Di balik dua hal di atas, ada satu hal yang luput dari jangkauan kita. Satu hal ini sejatinya sangan mungkin menjadi jawaban dari pertanyaan di paragraf pertama. Satu hal tersebut adalah keyakinan.

Keyakinan sejatinya menjadi aspek lain dalam segala hal yang memungkinkan usaha kita bisa terwujud ataupun tidak, termasuk usaha dalam berdoa. Sebuah keyakinan dalam berdoa menjadi titik fatal seorang hamba yang meminta kepada Penciptanya. Ketika doa termuajatkan, sisanya adalah kinerja doa yang menjamin apakah doa tersebut lekas tiba di Tangan Allah ataupun tidak.

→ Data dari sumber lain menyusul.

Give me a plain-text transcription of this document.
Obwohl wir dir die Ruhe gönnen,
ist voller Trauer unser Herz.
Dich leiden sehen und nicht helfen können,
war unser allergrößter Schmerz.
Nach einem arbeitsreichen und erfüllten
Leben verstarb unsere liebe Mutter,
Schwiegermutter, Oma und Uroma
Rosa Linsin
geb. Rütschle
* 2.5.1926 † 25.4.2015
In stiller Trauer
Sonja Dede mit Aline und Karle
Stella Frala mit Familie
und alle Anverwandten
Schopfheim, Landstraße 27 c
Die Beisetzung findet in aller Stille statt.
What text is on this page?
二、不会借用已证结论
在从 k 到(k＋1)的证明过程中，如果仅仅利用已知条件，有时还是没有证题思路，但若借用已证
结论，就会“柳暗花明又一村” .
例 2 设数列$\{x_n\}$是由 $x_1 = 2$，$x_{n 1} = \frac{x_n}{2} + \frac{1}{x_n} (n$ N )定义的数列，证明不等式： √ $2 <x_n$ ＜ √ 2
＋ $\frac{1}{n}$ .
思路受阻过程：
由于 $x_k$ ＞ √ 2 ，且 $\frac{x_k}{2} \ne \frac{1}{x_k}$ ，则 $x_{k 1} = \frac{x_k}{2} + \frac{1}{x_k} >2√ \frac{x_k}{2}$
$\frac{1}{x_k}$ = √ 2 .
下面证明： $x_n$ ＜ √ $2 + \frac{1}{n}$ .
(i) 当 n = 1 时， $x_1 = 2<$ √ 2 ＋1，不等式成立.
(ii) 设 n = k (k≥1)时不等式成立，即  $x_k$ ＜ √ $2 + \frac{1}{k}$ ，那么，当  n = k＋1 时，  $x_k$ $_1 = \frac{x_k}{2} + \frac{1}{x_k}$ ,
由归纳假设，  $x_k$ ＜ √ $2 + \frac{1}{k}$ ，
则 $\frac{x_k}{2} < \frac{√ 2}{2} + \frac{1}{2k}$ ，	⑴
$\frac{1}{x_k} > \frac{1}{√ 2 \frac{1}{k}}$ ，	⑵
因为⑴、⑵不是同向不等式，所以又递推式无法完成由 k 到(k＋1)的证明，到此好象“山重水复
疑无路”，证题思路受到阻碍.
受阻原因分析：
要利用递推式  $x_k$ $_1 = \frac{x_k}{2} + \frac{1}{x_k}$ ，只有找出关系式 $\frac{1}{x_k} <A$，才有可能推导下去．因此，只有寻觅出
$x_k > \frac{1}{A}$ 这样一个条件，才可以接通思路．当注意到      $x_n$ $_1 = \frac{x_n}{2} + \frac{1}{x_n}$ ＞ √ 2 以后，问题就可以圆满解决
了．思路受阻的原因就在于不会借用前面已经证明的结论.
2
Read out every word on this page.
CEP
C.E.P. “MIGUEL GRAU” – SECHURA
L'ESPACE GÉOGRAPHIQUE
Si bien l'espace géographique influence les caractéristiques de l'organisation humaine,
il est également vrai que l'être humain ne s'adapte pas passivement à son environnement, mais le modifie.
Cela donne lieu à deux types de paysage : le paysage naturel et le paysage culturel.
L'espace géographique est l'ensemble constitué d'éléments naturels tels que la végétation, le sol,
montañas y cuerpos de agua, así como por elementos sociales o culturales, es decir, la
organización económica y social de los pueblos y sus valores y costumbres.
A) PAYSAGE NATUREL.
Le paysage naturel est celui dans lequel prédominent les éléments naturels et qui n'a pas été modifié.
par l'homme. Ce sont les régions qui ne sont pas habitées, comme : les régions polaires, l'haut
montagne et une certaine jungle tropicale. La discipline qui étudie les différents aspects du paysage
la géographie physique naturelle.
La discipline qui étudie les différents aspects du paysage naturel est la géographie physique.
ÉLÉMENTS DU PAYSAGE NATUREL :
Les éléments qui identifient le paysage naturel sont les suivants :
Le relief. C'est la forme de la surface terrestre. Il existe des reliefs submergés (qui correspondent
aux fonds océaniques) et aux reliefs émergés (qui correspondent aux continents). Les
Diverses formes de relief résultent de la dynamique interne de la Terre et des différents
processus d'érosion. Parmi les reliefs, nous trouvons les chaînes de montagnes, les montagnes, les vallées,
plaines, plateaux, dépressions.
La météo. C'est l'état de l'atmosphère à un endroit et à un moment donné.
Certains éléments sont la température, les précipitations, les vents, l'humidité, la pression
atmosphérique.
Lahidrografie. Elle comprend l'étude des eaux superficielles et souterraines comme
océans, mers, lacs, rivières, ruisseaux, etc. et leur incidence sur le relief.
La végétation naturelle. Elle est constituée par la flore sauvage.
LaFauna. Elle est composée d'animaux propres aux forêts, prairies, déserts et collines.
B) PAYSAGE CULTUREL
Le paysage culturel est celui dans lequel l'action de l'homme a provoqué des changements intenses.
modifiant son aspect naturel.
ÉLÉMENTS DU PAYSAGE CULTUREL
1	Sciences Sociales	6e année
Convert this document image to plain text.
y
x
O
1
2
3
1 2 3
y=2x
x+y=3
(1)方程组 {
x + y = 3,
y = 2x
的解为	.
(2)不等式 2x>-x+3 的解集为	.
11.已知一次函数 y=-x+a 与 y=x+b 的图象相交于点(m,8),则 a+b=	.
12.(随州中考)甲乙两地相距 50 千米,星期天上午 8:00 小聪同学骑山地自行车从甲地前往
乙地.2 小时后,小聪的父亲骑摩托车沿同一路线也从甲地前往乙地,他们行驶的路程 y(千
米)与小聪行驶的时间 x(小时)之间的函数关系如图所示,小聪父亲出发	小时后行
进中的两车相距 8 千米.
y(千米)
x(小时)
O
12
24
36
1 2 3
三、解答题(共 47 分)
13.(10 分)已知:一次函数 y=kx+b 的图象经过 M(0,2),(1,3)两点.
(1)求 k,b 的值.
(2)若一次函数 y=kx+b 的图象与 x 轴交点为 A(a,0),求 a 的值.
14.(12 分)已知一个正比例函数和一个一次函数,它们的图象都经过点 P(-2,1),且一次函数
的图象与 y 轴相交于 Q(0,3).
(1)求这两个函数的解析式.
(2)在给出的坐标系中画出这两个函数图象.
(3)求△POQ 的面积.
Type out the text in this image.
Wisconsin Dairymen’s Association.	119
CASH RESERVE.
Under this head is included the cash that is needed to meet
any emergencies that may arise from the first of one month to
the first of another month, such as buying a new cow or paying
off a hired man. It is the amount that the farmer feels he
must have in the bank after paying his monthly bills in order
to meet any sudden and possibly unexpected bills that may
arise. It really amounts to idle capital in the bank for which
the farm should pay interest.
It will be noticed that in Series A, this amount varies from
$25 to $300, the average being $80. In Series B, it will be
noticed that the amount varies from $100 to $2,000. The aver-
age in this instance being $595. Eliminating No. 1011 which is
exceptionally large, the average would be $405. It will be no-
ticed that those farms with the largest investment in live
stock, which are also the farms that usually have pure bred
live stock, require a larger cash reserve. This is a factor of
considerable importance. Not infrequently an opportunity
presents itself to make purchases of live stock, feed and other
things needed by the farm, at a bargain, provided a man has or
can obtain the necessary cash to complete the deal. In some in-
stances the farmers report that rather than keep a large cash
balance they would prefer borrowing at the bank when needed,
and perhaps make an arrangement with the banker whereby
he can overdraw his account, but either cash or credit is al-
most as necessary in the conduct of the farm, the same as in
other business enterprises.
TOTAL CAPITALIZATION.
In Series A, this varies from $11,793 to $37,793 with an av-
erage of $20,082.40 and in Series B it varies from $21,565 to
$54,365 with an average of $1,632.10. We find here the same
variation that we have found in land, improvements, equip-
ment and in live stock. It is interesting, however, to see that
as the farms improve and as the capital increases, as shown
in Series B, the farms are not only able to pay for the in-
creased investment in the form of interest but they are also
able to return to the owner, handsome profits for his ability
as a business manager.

Analoginya, besar-kecilnya keyakinan seseorang dalam berdoa adalah seperti baik-buruknya kendaraan yang digunakan manusia dalam pergi ke suatu tempat. Jika keyakinan doa yang dimiliki seseorang begitu besar, berarti seseorang ini telah menempatkan doanya pada sebuah pesawat yang akan mengantarkan doanya begitu cepat kepada Allah subhaanahu wa ta'ala.

Sedangkan seseorang yang krisis keyakinan dalam doanya adalah sama seperti menitipkan doanya pada mobil ringkih yang acap kali mogok dalam perjalanannya menuju Allah subhaanahu wa ta'ala. Hasilnya, keraguan doanya malah menyesatkan hatinya sendiri lalu timbullah alasan-alasan dan pembenaran yang direka-reka pada Allah. Akhirnya muncullah kesu’uzanan seorang hamba kepada Penciptanya, seperti beranggapan Allah tidak adil dan ain sebagainya.

Begiitulah perbedaan doa antara seorang hamba yang yakin doanya akan dikabulkan dengan yang tidak. Terlepas dari hal keyakinan, keseimbangan dalam berdoa juga perlu diperhatikan. Misalnya keseimbangan ibadah dan doa yang kita panjatkan. Jangan sampai ibadah kita compang-camping, tetapi doa yang kita rapalkan berlembar-lembar jumlahnya, hamba yang seperti ini biasanya saya menyebutnya sebagai “hamba yang tidak tahu diri”.

Sebutan di atas memang kasar, tetapi setidaknya itu layak untuk seorang hamba yang terlalu banyak meminta hak tanpa menunaikan kewajiban. Akhiran, mari sama-sama memperbaiki ibadah kita sambil terus memohon kepada Allah akan hajat-hajat kita. Tak lupa pula, perkuat keyakinan kita atas doa-soa yang termunajat. Semoga semua doa dan munajat kita terijabah atau diganti dengan yang lebih baik lagi oleh Allah subhaanahu wa ta'ala. Aamiin.